Position:IV. Legislative Developments B. Insider Trading and Securities Fraud Enforcement Act of 1988 (ITSFEA
  1. Insider Trading and Securities Fraud Enforcement Act of 1988 (ITSFEA)

    Four years after ITSA, Congress reaffirmed its view that "[i]nsider trading damages the legitimacy of the capital market and diminishes the public's faith" and expressed its continued support for a robust civil and criminal enforcement program. (235) But that congressional support need not be merely inferred from the House Committee on Energy and Commerce's Report or the floor debates leading up to the passage of ITSFEA. Instead, the Act itself contains express statutory findings that reflect Congress's ratification of the federal insider trading prohibitions arising under Rule 10b-5 and Rule 14e-3. Specifically, Congress declared a finding that "[t]he rules and regulations of the Securities and Exchange Commission under the Securities Exchange Act of 1934 governing trading while in possession of material nonpublic, information" satisfy the statutory command that they be "necessary and appropriate in the public interest and for the protection of investors." (236) Congress further declared that the SEC has "enforced such rules and regulations vigorously, effectively, and fairly." (237) As Professor Steve Thel has observed, "[g]iven the heat of the debate over how much power Congress has given the SEC to regulate insider trading, it is remarkable that a statute directly addressed to that issue has been ignored for all practical purposes." (238) Because that debate has only intensified in the 19 years since the Court decided O'Hagan, the Salman case provides an important opportunity for it to acknowledge ITSFEA's findings as well as Congress's essential role in the development of insider trading jurisprudence.

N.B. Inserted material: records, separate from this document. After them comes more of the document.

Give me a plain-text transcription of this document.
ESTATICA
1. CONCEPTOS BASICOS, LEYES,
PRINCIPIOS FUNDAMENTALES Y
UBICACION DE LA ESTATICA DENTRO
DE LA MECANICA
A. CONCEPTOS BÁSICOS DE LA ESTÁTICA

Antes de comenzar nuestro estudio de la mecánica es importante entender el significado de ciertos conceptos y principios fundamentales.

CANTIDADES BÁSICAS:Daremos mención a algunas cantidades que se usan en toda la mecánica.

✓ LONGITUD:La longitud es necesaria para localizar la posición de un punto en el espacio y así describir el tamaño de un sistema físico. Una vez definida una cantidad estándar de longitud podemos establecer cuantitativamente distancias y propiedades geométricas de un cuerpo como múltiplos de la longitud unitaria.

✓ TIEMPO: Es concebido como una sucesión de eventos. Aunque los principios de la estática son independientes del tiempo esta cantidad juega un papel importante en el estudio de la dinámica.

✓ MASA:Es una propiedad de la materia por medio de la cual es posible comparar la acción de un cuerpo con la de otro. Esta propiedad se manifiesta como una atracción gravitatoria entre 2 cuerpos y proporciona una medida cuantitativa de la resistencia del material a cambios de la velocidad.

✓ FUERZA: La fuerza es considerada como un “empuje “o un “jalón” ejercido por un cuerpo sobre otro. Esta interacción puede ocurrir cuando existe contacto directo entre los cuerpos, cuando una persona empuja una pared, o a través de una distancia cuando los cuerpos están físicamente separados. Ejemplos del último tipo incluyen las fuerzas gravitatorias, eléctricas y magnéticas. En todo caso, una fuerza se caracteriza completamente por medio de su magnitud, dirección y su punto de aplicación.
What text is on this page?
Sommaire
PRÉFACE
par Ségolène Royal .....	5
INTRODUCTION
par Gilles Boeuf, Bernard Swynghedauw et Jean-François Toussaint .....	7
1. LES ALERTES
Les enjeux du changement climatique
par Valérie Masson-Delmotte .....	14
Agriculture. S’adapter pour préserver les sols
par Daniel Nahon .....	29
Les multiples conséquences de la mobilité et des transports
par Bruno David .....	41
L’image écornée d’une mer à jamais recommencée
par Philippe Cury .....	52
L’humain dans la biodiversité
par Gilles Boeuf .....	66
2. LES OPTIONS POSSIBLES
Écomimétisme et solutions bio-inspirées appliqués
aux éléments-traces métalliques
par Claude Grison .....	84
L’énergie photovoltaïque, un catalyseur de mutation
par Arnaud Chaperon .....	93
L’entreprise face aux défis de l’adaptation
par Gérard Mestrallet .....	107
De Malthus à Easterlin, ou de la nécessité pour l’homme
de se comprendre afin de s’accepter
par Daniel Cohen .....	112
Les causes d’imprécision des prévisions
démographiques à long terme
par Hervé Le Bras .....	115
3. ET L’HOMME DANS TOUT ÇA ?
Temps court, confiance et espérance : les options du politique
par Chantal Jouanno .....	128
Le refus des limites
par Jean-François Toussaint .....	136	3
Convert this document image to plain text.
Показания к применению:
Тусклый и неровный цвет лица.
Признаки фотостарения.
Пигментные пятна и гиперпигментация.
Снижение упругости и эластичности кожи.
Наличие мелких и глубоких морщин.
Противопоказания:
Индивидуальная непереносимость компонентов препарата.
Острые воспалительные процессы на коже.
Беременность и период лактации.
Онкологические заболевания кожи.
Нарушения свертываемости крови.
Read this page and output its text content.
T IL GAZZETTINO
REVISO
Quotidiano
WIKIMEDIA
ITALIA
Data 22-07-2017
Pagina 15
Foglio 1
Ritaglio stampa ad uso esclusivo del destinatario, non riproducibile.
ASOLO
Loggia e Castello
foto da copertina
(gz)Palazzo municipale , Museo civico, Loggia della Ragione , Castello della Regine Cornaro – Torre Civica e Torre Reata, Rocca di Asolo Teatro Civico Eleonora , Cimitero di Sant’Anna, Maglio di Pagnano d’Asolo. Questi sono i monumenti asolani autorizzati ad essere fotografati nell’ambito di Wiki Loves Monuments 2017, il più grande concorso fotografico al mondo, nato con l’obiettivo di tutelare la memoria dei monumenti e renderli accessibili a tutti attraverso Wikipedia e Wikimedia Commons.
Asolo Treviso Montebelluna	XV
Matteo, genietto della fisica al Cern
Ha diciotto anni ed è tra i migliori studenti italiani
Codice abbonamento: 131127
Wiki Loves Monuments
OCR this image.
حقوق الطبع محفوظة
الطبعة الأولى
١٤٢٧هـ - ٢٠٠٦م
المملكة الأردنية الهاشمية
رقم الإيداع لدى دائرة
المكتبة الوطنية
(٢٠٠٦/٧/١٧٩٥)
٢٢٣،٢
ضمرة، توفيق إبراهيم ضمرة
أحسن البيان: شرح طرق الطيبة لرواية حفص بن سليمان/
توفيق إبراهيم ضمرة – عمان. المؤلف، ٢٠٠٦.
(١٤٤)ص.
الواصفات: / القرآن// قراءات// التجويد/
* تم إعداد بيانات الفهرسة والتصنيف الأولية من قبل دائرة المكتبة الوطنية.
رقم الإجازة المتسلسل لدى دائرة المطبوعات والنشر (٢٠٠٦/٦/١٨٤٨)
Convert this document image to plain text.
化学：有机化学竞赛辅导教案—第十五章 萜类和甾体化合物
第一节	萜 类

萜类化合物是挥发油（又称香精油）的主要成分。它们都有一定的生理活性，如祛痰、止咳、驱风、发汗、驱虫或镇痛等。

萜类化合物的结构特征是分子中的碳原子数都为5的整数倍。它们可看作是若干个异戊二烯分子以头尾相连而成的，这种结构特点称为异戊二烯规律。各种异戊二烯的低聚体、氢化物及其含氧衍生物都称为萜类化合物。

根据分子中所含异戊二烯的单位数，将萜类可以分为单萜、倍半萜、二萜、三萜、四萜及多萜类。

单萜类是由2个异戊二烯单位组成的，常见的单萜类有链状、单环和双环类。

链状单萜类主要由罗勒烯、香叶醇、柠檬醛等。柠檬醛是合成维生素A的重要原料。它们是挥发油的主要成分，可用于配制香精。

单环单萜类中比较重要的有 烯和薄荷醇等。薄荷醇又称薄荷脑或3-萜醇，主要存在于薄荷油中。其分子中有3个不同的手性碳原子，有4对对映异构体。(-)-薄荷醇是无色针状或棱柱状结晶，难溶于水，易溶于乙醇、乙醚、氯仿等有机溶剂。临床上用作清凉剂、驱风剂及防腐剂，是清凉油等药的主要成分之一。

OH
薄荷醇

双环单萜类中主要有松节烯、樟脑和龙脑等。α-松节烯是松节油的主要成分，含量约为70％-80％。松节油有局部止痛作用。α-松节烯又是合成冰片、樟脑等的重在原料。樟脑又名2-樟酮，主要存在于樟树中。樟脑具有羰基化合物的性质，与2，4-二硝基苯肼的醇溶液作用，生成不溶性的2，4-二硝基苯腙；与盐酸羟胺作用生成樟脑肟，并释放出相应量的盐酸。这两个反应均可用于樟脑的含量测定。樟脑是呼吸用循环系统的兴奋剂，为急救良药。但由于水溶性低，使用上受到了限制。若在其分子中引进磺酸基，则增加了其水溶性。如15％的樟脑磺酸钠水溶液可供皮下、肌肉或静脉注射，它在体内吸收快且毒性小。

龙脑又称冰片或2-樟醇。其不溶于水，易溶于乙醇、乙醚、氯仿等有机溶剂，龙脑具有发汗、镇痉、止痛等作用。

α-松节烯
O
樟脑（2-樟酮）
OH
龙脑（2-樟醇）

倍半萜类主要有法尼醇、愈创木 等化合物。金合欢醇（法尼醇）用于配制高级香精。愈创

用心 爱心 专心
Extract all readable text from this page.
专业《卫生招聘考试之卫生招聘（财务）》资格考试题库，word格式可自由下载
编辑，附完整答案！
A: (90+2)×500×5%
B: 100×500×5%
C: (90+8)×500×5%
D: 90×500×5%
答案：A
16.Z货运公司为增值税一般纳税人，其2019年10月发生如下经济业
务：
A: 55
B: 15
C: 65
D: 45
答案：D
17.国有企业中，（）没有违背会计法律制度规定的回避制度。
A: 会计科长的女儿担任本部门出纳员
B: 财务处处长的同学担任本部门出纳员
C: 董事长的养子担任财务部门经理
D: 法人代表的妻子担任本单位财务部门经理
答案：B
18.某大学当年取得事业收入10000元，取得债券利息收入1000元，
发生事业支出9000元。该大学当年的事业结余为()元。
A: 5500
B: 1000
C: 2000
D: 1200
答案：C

    ITSFEA contained several important provisions that amended the Exchange Act by: raising the maximum criminal penalties under Section 32(a) from a fine of $100,000 and/or five years in prison, to a fine of $1 million and/or ten years in prison; (239) modifying ITSA's penalty provision to clarify that tippers may be subject to civil penalties for any tipping activity that involves a violation of the law, irrespective of the tippee's liability; (240) extending the civil penalty provision to "controlling persons" who recklessly disregard the likelihood that an employee or agent is engaging in illegal tipping or trading; (241) requiring that broker-dealers and investment advisers establish, maintain, and enforce written policies and procedures reasonably designed to prevent the misuse of material, nonpublic information; (242) initiating a "bounty" program giving the SEC discretion to reward informants providing valuable information in insider trading cases; (243) and establishing an express private right of action for investors who traded contemporaneously with a person found to have violated an Exchange Act provision or rule by "by purchasing or selling any security while in possession of material, nonpublic information," (244) or for unlawfully communicating such information to a person who uses it to trade. (245)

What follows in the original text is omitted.